Принц не был католиком, но Аннунсиата преклонила колени у кровати, чтобы помолиться за него, за его душу, потому что Бог должен любить его больше всех – ведь он всегда был таким справедливым, честным, любящим. Ей не хотелось смотреть на мертвого Руперта – она запомнит его живым, таким, каким любила. Аннунсиата закрыла глаза, и ей показалось, что в этой темноте он совсем рядом с ней.
– Господи, прими его и причисли к славному сообществу святых!..
За окном дрозд неуверенно вывел первую трель, оповещая о скором рассвете.
Накануне Рождества Дадли приехал в Чельмсфорд-хаус. Двор все еще был в трауре. Дом казался закрытым на все замки, но его тут же впустили в кабинет графини, сидевшей у окна. На коленях лежала работа, но руки не прикасались к ней, и казалось, что она сидит вот так, без движения, бесцельно смотря в сад, очень давно. Стоял серый декабрьский день, медленно тянувшийся от сумерек до сумерек, без яркого дневного света, а небо было низким и тяжелым, как туман. Графиня, вся в черном, с распущенными волосами и без всяких украшений, была очень бледна и казалась совсем юной. Повернувшись к Дадли, она не сразу поняла, кто это. Сходство с его отцом было так велико, что в груди юноши что-то сильно сжалось. Дадли вспомнил портрет отца, написанный в 1642 году Хонторстом, который висел во дворце его тетки Софии. Аннунсиата вполне могла быть близнецом человека с того портрета. Это удивляло его всегда, с тех пор, как он впервые увидел ее, ломая голову, кем же она приходится покойному отцу. Дадли точно знал, что он никогда этого не выяснит.

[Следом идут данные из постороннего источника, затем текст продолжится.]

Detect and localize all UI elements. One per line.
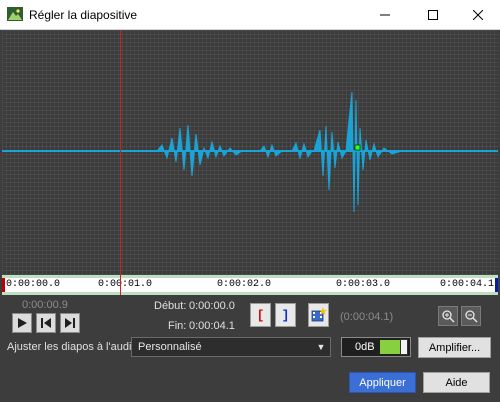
- minimize-button[interactable]: [362, 0, 408, 30]
- maximize-icon: [428, 10, 438, 20]
- gain-control[interactable]: 0dB: [341, 337, 411, 357]
- adjust-slides-label: Ajuster les diapos à l'audio:: [7, 341, 141, 353]
- gain-slider-handle[interactable]: [400, 339, 408, 355]
- play-icon: [18, 318, 27, 328]
- end-value: 0:00:04.1: [189, 320, 235, 332]
- title-bar: Régler la diapositive: [0, 0, 500, 30]
- waveform-display[interactable]: [2, 30, 498, 275]
- timeline-ruler[interactable]: 0:00:00.0 0:00:01.0 0:00:02.0 0:00:03.0 …: [2, 275, 498, 295]
- bracket-end-icon: ]: [281, 307, 290, 323]
- app-icon: [7, 7, 23, 21]
- adjust-mode-value: Personnalisé: [138, 341, 202, 353]
- close-icon: [473, 10, 483, 20]
- close-button[interactable]: [455, 0, 500, 30]
- film-star-icon: [311, 307, 327, 322]
- timeline-tick: 0:00:02.0: [217, 279, 272, 290]
- set-start-button[interactable]: [: [250, 303, 271, 327]
- current-time: 0:00:00.9: [22, 299, 68, 311]
- set-end-button[interactable]: ]: [275, 303, 296, 327]
- help-button[interactable]: Aide: [423, 372, 490, 393]
- skip-end-icon: [65, 318, 75, 328]
- window-title: Régler la diapositive: [29, 8, 138, 22]
- apply-button[interactable]: Appliquer: [349, 372, 416, 393]
- gain-level-bar: [380, 340, 402, 354]
- gain-value: 0dB: [355, 341, 375, 353]
- timeline-tick: 0:00:00.0: [6, 279, 61, 290]
- play-button[interactable]: [12, 313, 32, 333]
- start-marker[interactable]: [2, 278, 5, 292]
- minimize-icon: [380, 14, 390, 16]
- amplify-button[interactable]: Amplifier...: [418, 337, 491, 358]
- timeline-tick: 0:00:01.0: [98, 279, 153, 290]
- go-to-start-button[interactable]: [36, 313, 56, 333]
- zoom-out-button[interactable]: [461, 306, 481, 326]
- start-value: 0:00:00.0: [189, 300, 235, 312]
- bracket-start-icon: [: [256, 307, 265, 323]
- playhead-cursor[interactable]: [120, 30, 121, 295]
- adjust-mode-dropdown[interactable]: Personnalisé ▼: [131, 337, 331, 357]
- zoom-in-icon: [441, 309, 455, 323]
- zoom-in-button[interactable]: [438, 306, 458, 326]
- timeline-tick: 0:00:03.0: [336, 279, 391, 290]
- maximize-button[interactable]: [410, 0, 456, 30]
- timeline-tick: 0:00:04.1: [440, 279, 495, 290]
- end-marker[interactable]: [495, 278, 498, 292]
- duration-readout: (0:00:04.1): [340, 311, 394, 323]
- slide-fit-button[interactable]: [308, 303, 329, 327]
- zoom-out-icon: [464, 309, 478, 323]
- chevron-down-icon: ▼: [316, 342, 326, 352]
- skip-start-icon: [41, 318, 51, 328]
- audio-waveform: [2, 91, 498, 213]
- end-label: Fin:: [168, 320, 187, 332]
- go-to-end-button[interactable]: [60, 313, 80, 333]
- start-label: Début:: [154, 300, 187, 312]
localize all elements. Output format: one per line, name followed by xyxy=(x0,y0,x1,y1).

Графиня поднялась и подошла к нему поздороваться, и Дадли увидел, что она плачет. Ему захотелось побыстрее уйти, чтобы не заплакать самому.
– Я разбирал его вещи, помогая лорду Кравену. И нашел вот что. Мне кажется, он хотел бы, чтобы это осталось у вас.

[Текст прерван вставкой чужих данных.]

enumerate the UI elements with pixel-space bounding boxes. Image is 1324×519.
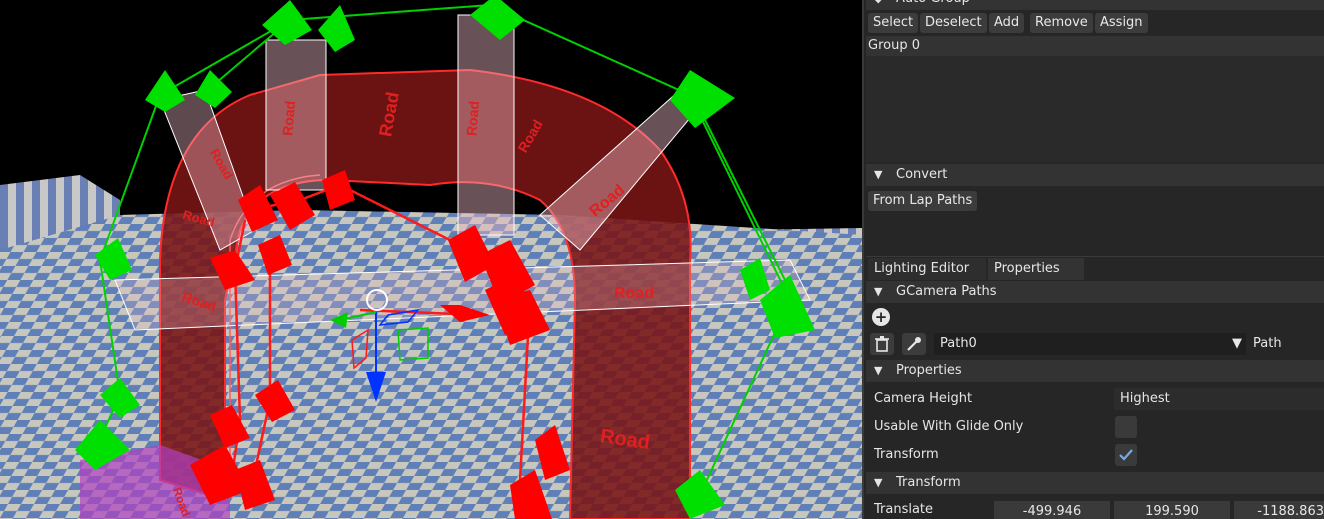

Аннунсиата взяла бархатный футляр, положила на ладонь и раскрыла. На ладони лежала удивительной красоты вещица: вставка из слоновой кости в золотом обрамлении, на которой мастерской рукой художника Самуэля Купера был написан миниатюрный портрет юной девушки, напоминающей Аннунсиату в молодости. Она вопросительно посмотрела на Дадли.
– Я думаю, ему бы хотелось, чтобы это было у вас, – повторил он.
Она долго смотрела на портрет, затем сжала его в кулаке, и тень улыбки тронула ее губы.
– Спасибо, – поблагодарила она.
Глава 14
В студии Чельмсфорд-хаус Руперт Морлэнд пытался скрасить свое существование, считая жемчужины на рукоятке меча, кроме которых он практически ничего не видел. Было почти невозможно столько времени находиться без движения, но, как только он пытался шевельнуться, мать тут же одергивала его:
– Руперт, успокойся, стой смирно.
А мистер Виссинг вздыхал, словно его терпение подвергалось жестоким испытаниям. Казалось, матери ничего не стоит сохранять свою позу, но она-то стояла, а это легче. На этом портрете она стояла, одной рукой небрежно опираясь на подставку, а он, преклонив колено у ее ног, протягивал ей меч рукояткой вперед. Аннунсиата просила Виссинга, чтобы на портрете были изображены и ее спаниели, и мастер не смог отказать ей. Руперт думал о том, насколько спаниели счастливее – им не приходится позировать. Он на несколько минут забыл о затекших коленях, размышляя над тем, как заставить собак делать это, и решил, что написать их можно только во время их сна, если так уж необходимо, чтобы портрет соответствовал жизни.